Pretoria - Lawson Naidoo, an executive secretary for the Council for the Advancement of the South African Constitution (Casac), has told the Mokgoro Inquiry that the state's prosecutors were not paid to be popular or be loved.
The integrity of prosecutors must be beyond reproach and they should act without fear, favour or prejudice, he said.
Naidoo was making his submission on Wednesday about what constituted being fit and proper when serving in the office of the National Prosecutions Authority (NPA).
Naidoo said Casac had been involved in various issues relating to the NPA over the years.
The Mokgoro Inquiry was instituted by president Cyril Ramaphosa to look into the fitness to hold office of suspended Deputy National Director of Public Prosecutions, Nomgcobo Jiba, and her colleague, Special Director of Public Prosecutions, Lawrence Mrwebi.
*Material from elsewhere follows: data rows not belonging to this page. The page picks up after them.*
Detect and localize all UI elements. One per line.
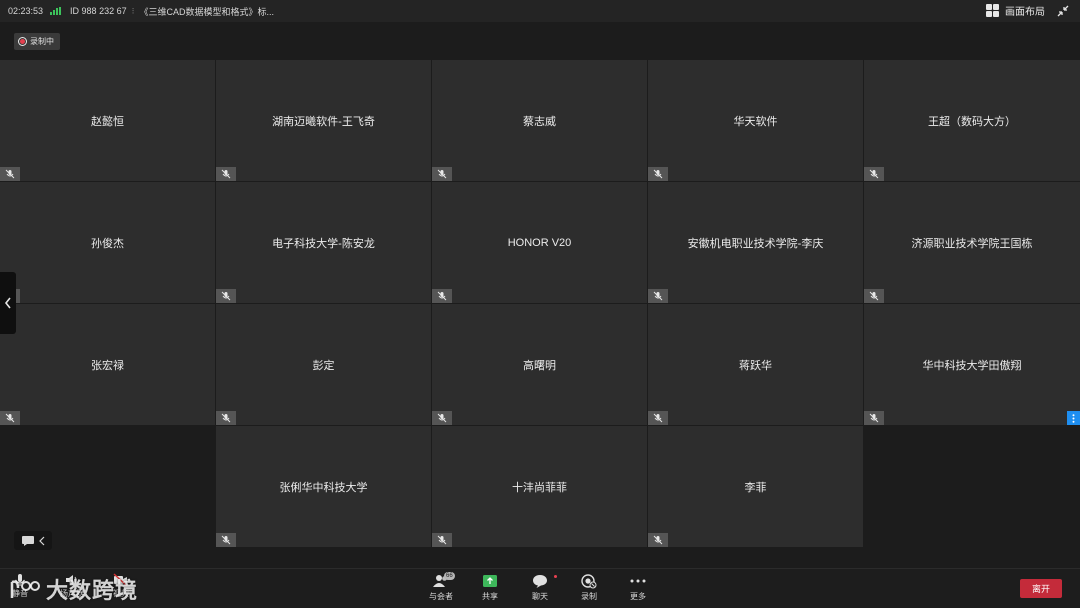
participant-tile[interactable]: HONOR V20 — [432, 182, 647, 303]
mic-muted-icon — [432, 289, 452, 303]
participants-count-badge: 66 — [444, 572, 455, 580]
participant-tile[interactable]: 蒋跃华 — [648, 304, 863, 425]
more-label: 更多 — [630, 592, 646, 601]
mic-muted-icon — [864, 411, 884, 425]
share-label: 共享 — [482, 592, 498, 601]
participant-tile[interactable]: 济源职业技术学院王国栋 — [864, 182, 1080, 303]
participant-name: 赵懿恒 — [91, 115, 124, 128]
separator: ⁝ — [131, 5, 135, 16]
mic-muted-icon — [432, 411, 452, 425]
unread-dot — [554, 575, 557, 578]
more-button[interactable]: 更多 — [613, 573, 663, 602]
participant-tile[interactable]: 湖南迈曦软件-王飞奇 — [216, 60, 431, 181]
participant-tile[interactable]: 王超（数码大方） — [864, 60, 1080, 181]
mic-muted-icon — [0, 167, 20, 181]
mic-muted-icon — [216, 533, 236, 547]
participant-name: 济源职业技术学院王国栋 — [911, 237, 1033, 250]
recording-badge[interactable]: 录制中 — [14, 33, 60, 50]
participant-name: 王超（数码大方） — [928, 115, 1016, 128]
signal-strength-icon — [50, 7, 62, 15]
top-bar: 02:23:53 ID 988 232 67 ⁝ 《三维CAD数据模型和格式》标… — [0, 0, 1080, 22]
participant-tile[interactable]: 赵懿恒 — [0, 60, 215, 181]
tile-more-options-icon[interactable] — [1067, 411, 1080, 425]
participant-name: 蒋跃华 — [739, 359, 772, 372]
mic-muted-icon — [216, 289, 236, 303]
participant-tile[interactable]: 华中科技大学田傲翔 — [864, 304, 1080, 425]
participant-tile[interactable]: 十沣尚菲菲 — [432, 426, 647, 547]
chat-bubble-icon — [22, 535, 34, 546]
meeting-timer: 02:23:53 — [8, 6, 44, 16]
share-screen-icon — [483, 575, 497, 587]
participant-name: 华中科技大学田傲翔 — [922, 359, 1022, 372]
participant-tile[interactable]: 安徽机电职业技术学院-李庆 — [648, 182, 863, 303]
chevron-left-icon — [4, 297, 11, 309]
mic-muted-icon — [432, 533, 452, 547]
participant-tile[interactable]: 华天软件 — [648, 60, 863, 181]
participants-button[interactable]: 66 与会者 — [416, 572, 466, 602]
participant-name: 孙俊杰 — [91, 237, 124, 250]
more-dots-icon — [630, 579, 646, 583]
participant-tile[interactable]: 电子科技大学-陈安龙 — [216, 182, 431, 303]
participant-tile[interactable]: 张俐华中科技大学 — [216, 426, 431, 547]
participant-name: HONOR V20 — [507, 236, 572, 249]
record-button[interactable]: 录制 — [564, 573, 614, 602]
meeting-title: 《三维CAD数据模型和格式》标... — [139, 6, 274, 17]
grid-layout-icon — [986, 4, 999, 17]
mic-muted-icon — [216, 411, 236, 425]
record-icon — [581, 574, 597, 589]
participant-name: 李菲 — [744, 481, 767, 494]
participants-label: 与会者 — [429, 592, 453, 601]
participant-name: 华天软件 — [733, 115, 778, 128]
participant-name: 张俐华中科技大学 — [279, 481, 368, 494]
participant-name: 安徽机电职业技术学院-李庆 — [687, 237, 824, 250]
mic-muted-icon — [648, 411, 668, 425]
participant-name: 高曙明 — [523, 359, 556, 372]
recording-label: 录制中 — [30, 37, 54, 46]
watermark-icon — [10, 580, 40, 598]
exit-fullscreen-icon[interactable] — [1056, 4, 1070, 18]
chevron-left-icon — [39, 536, 45, 545]
meeting-id[interactable]: ID 988 232 67 — [70, 6, 127, 16]
chat-bubble-toggle[interactable] — [14, 531, 52, 550]
mic-muted-icon — [216, 167, 236, 181]
leave-meeting-button[interactable]: 离开 — [1020, 579, 1062, 598]
participant-tile[interactable]: 李菲 — [648, 426, 863, 547]
watermark-text: 大数跨境 — [46, 578, 139, 603]
participant-name: 湖南迈曦软件-王飞奇 — [272, 115, 375, 128]
chat-label: 聊天 — [532, 592, 548, 601]
participant-tile[interactable]: 蔡志威 — [432, 60, 647, 181]
layout-label: 画面布局 — [1005, 7, 1045, 18]
mic-muted-icon — [864, 167, 884, 181]
bottom-toolbar: 静音 扬声器 视频 66 与会者 共享 聊天 录制 更多 离开 — [0, 568, 1080, 608]
participant-tile[interactable]: 张宏禄 — [0, 304, 215, 425]
chat-button[interactable]: 聊天 — [515, 573, 565, 602]
participant-tile[interactable]: 彭定 — [216, 304, 431, 425]
participant-name: 彭定 — [312, 359, 335, 372]
record-indicator-icon — [18, 37, 27, 46]
participant-name: 电子科技大学-陈安龙 — [272, 237, 375, 250]
mic-muted-icon — [432, 167, 452, 181]
watermark-logo: 大数跨境 — [8, 573, 138, 605]
participant-name: 十沣尚菲菲 — [512, 481, 567, 494]
video-grid: 赵懿恒 湖南迈曦软件-王飞奇 蔡志威 华天软件 王超（数码大方） 孙俊杰 电子科… — [0, 60, 1080, 548]
participant-tile[interactable]: 孙俊杰 — [0, 182, 215, 303]
chat-icon — [533, 575, 547, 588]
mic-muted-icon — [648, 167, 668, 181]
mic-muted-icon — [864, 289, 884, 303]
participant-name: 张宏禄 — [91, 359, 124, 372]
record-label: 录制 — [581, 592, 597, 601]
layout-button[interactable]: 画面布局 — [986, 3, 1045, 18]
participant-tile[interactable]: 高曙明 — [432, 304, 647, 425]
mic-muted-icon — [648, 533, 668, 547]
mic-muted-icon — [0, 411, 20, 425]
share-button[interactable]: 共享 — [465, 573, 515, 602]
participant-name: 蔡志威 — [523, 115, 556, 128]
side-panel-toggle[interactable] — [0, 272, 16, 334]
mic-muted-icon — [648, 289, 668, 303]
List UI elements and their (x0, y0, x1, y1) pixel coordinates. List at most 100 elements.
Jiba and Mrwebi have been criticised for their handling of several high profile and controversial cases, including the decision to withdraw charges against the former head of crime intelligence, Richard Mdluli. It has been alleged the pair withdrew the charges to protect Mdluli from prosecution.
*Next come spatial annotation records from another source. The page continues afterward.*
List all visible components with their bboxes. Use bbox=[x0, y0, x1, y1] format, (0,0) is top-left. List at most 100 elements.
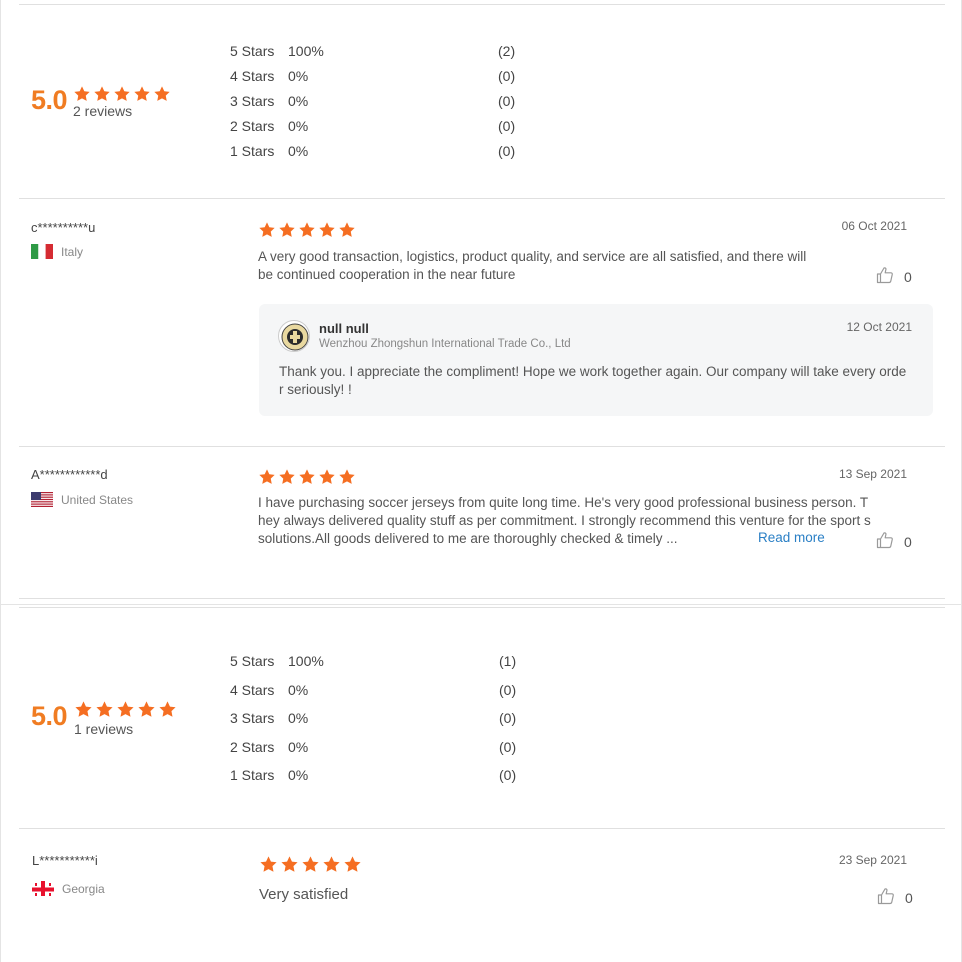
country-name: Italy bbox=[61, 244, 84, 259]
review-date: 13 Sep 2021 bbox=[838, 467, 907, 481]
reviews-panel-1: 5.0 2 reviews 5 Stars 100% (2) 4 Stars 0… bbox=[0, 0, 962, 604]
star-icon bbox=[258, 468, 276, 486]
stars-count: (0) bbox=[498, 68, 516, 84]
stars-count: (0) bbox=[498, 118, 516, 134]
reviewer-name: L***********i bbox=[32, 853, 98, 868]
company-logo bbox=[278, 320, 310, 352]
reviews-panel-2: 5.0 1 reviews 5 Stars 100% (1) 4 Stars 0… bbox=[0, 604, 962, 962]
reply-text: Thank you. I appreciate the compliment! … bbox=[279, 364, 907, 397]
star-icon bbox=[258, 221, 276, 239]
star-icon bbox=[137, 700, 156, 719]
stars-percent: 0% bbox=[288, 739, 309, 755]
divider bbox=[19, 598, 945, 599]
stars-label: 2 Stars bbox=[230, 739, 275, 755]
stars-count: (0) bbox=[499, 710, 517, 726]
stars-percent: 100% bbox=[288, 653, 324, 669]
review-stars bbox=[259, 855, 362, 874]
stars-label: 2 Stars bbox=[230, 118, 275, 134]
seller-reply: null null Wenzhou Zhongshun Internationa… bbox=[259, 304, 933, 416]
star-icon bbox=[116, 700, 135, 719]
thumbs-up-icon bbox=[876, 531, 894, 552]
stars-percent: 0% bbox=[288, 68, 309, 84]
like-count: 0 bbox=[904, 533, 912, 550]
stars-count: (0) bbox=[499, 739, 517, 755]
stars-count: (2) bbox=[498, 43, 516, 59]
star-icon bbox=[301, 855, 320, 874]
stars-label: 1 Stars bbox=[230, 143, 275, 159]
star-icon bbox=[95, 700, 114, 719]
average-score: 5.0 bbox=[31, 701, 68, 731]
stars-count: (0) bbox=[499, 767, 517, 783]
star-icon bbox=[74, 700, 93, 719]
stars-count: (0) bbox=[499, 682, 517, 698]
stars-count: (1) bbox=[499, 653, 517, 669]
average-stars bbox=[74, 700, 177, 719]
us-flag-icon bbox=[31, 492, 53, 507]
stars-percent: 0% bbox=[288, 767, 309, 783]
review-text: A very good transaction, logistics, prod… bbox=[258, 249, 807, 282]
divider bbox=[19, 446, 945, 447]
like-button[interactable]: 0 bbox=[877, 887, 913, 908]
reviewer-name: A************d bbox=[31, 467, 108, 482]
star-icon bbox=[322, 855, 341, 874]
star-icon bbox=[73, 85, 91, 103]
reviewer-country: United States bbox=[31, 492, 133, 507]
average-stars bbox=[73, 85, 171, 103]
star-icon bbox=[259, 855, 278, 874]
reply-date: 12 Oct 2021 bbox=[846, 320, 912, 334]
star-icon bbox=[133, 85, 151, 103]
reviewer-country: Italy bbox=[31, 244, 83, 259]
stars-label: 3 Stars bbox=[230, 710, 275, 726]
stars-label: 5 Stars bbox=[230, 43, 275, 59]
star-icon bbox=[343, 855, 362, 874]
georgia-flag-icon bbox=[32, 881, 54, 896]
like-button[interactable]: 0 bbox=[876, 266, 912, 287]
average-score: 5.0 bbox=[31, 85, 68, 115]
review-date: 06 Oct 2021 bbox=[841, 219, 907, 233]
star-icon bbox=[158, 700, 177, 719]
divider bbox=[19, 4, 945, 5]
star-icon bbox=[298, 468, 316, 486]
star-icon bbox=[113, 85, 131, 103]
star-icon bbox=[278, 221, 296, 239]
stars-percent: 0% bbox=[288, 93, 309, 109]
stars-label: 4 Stars bbox=[230, 682, 275, 698]
thumbs-up-icon bbox=[877, 887, 895, 908]
italy-flag-icon bbox=[31, 244, 53, 259]
stars-label: 3 Stars bbox=[230, 93, 275, 109]
review-count: 2 reviews bbox=[73, 103, 133, 119]
stars-percent: 0% bbox=[288, 118, 309, 134]
star-icon bbox=[318, 468, 336, 486]
stars-percent: 100% bbox=[288, 43, 324, 59]
stars-count: (0) bbox=[498, 143, 516, 159]
star-icon bbox=[93, 85, 111, 103]
review-stars bbox=[258, 221, 356, 239]
like-count: 0 bbox=[904, 268, 912, 285]
stars-label: 1 Stars bbox=[230, 767, 275, 783]
stars-count: (0) bbox=[498, 93, 516, 109]
country-name: United States bbox=[61, 492, 134, 507]
review-date: 23 Sep 2021 bbox=[838, 853, 907, 867]
stars-percent: 0% bbox=[288, 710, 309, 726]
stars-label: 5 Stars bbox=[230, 653, 275, 669]
stars-label: 4 Stars bbox=[230, 68, 275, 84]
read-more-link[interactable]: Read more bbox=[758, 530, 825, 545]
stars-percent: 0% bbox=[288, 143, 309, 159]
reply-author: null null bbox=[319, 321, 369, 336]
stars-percent: 0% bbox=[288, 682, 309, 698]
star-icon bbox=[338, 468, 356, 486]
review-stars bbox=[258, 468, 356, 486]
divider bbox=[19, 198, 945, 199]
star-icon bbox=[278, 468, 296, 486]
star-icon bbox=[338, 221, 356, 239]
divider bbox=[19, 607, 945, 608]
like-count: 0 bbox=[905, 889, 913, 906]
divider bbox=[19, 828, 945, 829]
review-count: 1 reviews bbox=[74, 721, 134, 737]
star-icon bbox=[280, 855, 299, 874]
thumbs-up-icon bbox=[876, 266, 894, 287]
country-name: Georgia bbox=[62, 881, 105, 896]
like-button[interactable]: 0 bbox=[876, 531, 912, 552]
star-icon bbox=[318, 221, 336, 239]
star-icon bbox=[298, 221, 316, 239]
Jiba has also been accused of fraud and perjury for attempting to secure the conviction of former KwaZulu-Natal Hawks boss, John Booysen. This was allegedly done to prevent several politically-connected and high profile individuals from prosecution.
Naidoo told the panel that the NDPP or its deputies should not be in the business of seeking public popularity or being loved, but needed to do what was right.
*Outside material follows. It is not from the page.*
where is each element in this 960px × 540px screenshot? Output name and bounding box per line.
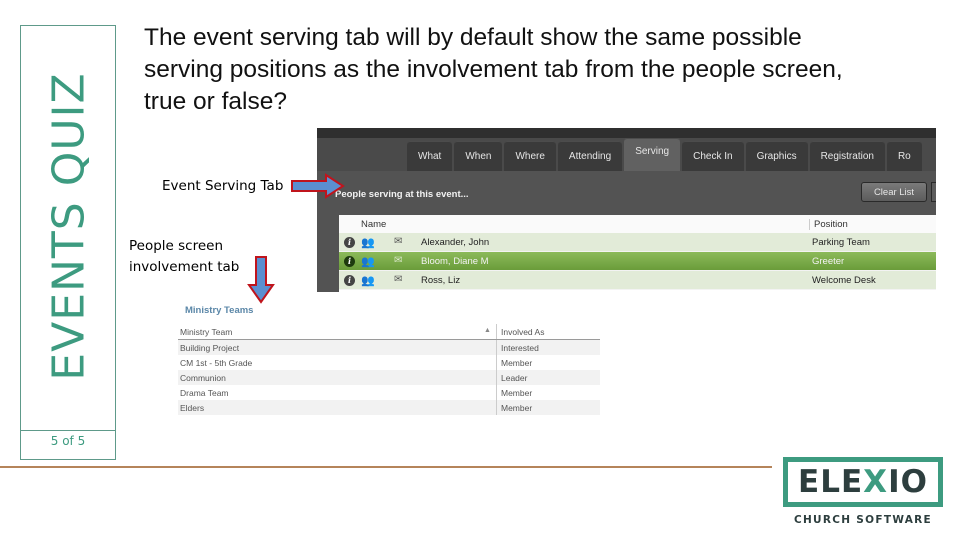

He said public perceptions could not be ignored when choosing someone to lead the NPA.
"Sometimes one needs to go against the grain in order to do the right thing. That is the kind of strength that is required to resist pressure. One needs to take the public into confidence regarding why certain decisions were taken."
The inquiry continues on Thursday. Freedom under Law is expected to make submissions.